Arthur, en effet, félicita Gérald et Hugues de la découverte qu’ils avaient faite, et Max Mayburn se montra très satisfait en apprenant qu’il pourrait, au besoin, se réfugier en cet endroit. Marguerite fut d’avis que l’on fit la cuisine en ce souterrain, de façon que la fumée de leur feu ne pût être aperçue par les sauvages habitants de ce pays.

Jenny Wilson, en effet, établit « ses fourneaux » dans la grotte, et y prépara un excellent repas, composé de poissons et de pommes de terre bouillies dans la carapace de la tortue.

Et tandis que la vieille bonne fonctionnait en vrai « cordon bleu », Ruth faisait le gué afin d’avertir Jenny du retour de la marée.

Jack avait fait une visite minutieuse aux deux épaves du navire ; il trouva dans l’entrepont, encore intact, un banc et une table en parfait état, et ensuite un tonneau vide qui avait contenu de l’eau-de-vie et pouvait servir de réservoir d’eau.

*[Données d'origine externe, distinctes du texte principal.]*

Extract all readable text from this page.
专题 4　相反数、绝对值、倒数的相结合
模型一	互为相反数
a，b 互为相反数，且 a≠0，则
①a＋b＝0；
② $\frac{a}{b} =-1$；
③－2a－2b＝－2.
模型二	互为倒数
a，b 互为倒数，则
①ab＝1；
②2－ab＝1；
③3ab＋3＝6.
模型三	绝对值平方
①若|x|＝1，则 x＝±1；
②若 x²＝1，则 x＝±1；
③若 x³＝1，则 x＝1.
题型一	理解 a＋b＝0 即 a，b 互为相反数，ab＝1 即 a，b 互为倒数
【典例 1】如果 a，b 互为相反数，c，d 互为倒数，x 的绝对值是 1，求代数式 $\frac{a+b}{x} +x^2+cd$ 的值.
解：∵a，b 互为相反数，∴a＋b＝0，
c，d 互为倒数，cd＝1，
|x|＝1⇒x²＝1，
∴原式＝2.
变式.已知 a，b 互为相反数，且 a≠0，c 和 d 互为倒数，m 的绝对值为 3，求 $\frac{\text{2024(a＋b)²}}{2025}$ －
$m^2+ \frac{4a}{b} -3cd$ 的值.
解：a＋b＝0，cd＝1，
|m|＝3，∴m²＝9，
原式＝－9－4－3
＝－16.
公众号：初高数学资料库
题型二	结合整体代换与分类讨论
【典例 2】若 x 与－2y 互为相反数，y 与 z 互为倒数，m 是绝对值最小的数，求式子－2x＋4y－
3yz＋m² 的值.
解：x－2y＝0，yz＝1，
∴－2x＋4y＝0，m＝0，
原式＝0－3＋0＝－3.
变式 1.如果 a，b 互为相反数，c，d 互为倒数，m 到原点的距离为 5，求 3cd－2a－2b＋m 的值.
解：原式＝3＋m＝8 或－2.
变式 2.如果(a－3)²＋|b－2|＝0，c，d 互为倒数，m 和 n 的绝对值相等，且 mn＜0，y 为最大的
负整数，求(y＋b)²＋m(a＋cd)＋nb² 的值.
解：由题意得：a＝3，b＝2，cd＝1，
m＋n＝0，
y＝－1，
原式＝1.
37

Il déclara enfin qu’à l’aide des bois de la carcasse du vaisseau, il se chargeait, avec l’assistance de Wilkins, de construire une embarcation solide et pouvant tenir la mer.

Wilkins fit bien quelques observations quand on lui parla de travailler ; mais Max Mayburn, qui avait acquis une certaine autorité sur le convict, lui fit comprendre qu’il était de son devoir de se rendre utile et Marguerite comprit qu’il acceptait ces conseils avec humilité, ce qui prouvait que cette âme pervertie revenait au bien et qu’il y avait espoir de le convertir tout à fait.

Le jour suivant, Jack parvint à fabriquer deux sortes de pelles, en fixant deux grandes coquilles à des manches de bois, à l’aide de plantes textiles et de gomme. Tandis que ces instruments primitifs se séchaient au soleil, il songea à polir la hache qu’il avait trouvée couverte de rouille. En frottant le fer contre des pierres meulières il parvint à le rendre aussi brillant que s’il fût sorti de la boutique d’un marchand. Il lui fut alors possible de procéder à la démolition de l’épave, et de faire ainsi un choix dans les planches et les autres morceaux de bois ; il mit de côté les clous en état de servir ; aussi en quelques jours il eut devant lui assez de matériaux pour pouvoir entreprendre son grand travail.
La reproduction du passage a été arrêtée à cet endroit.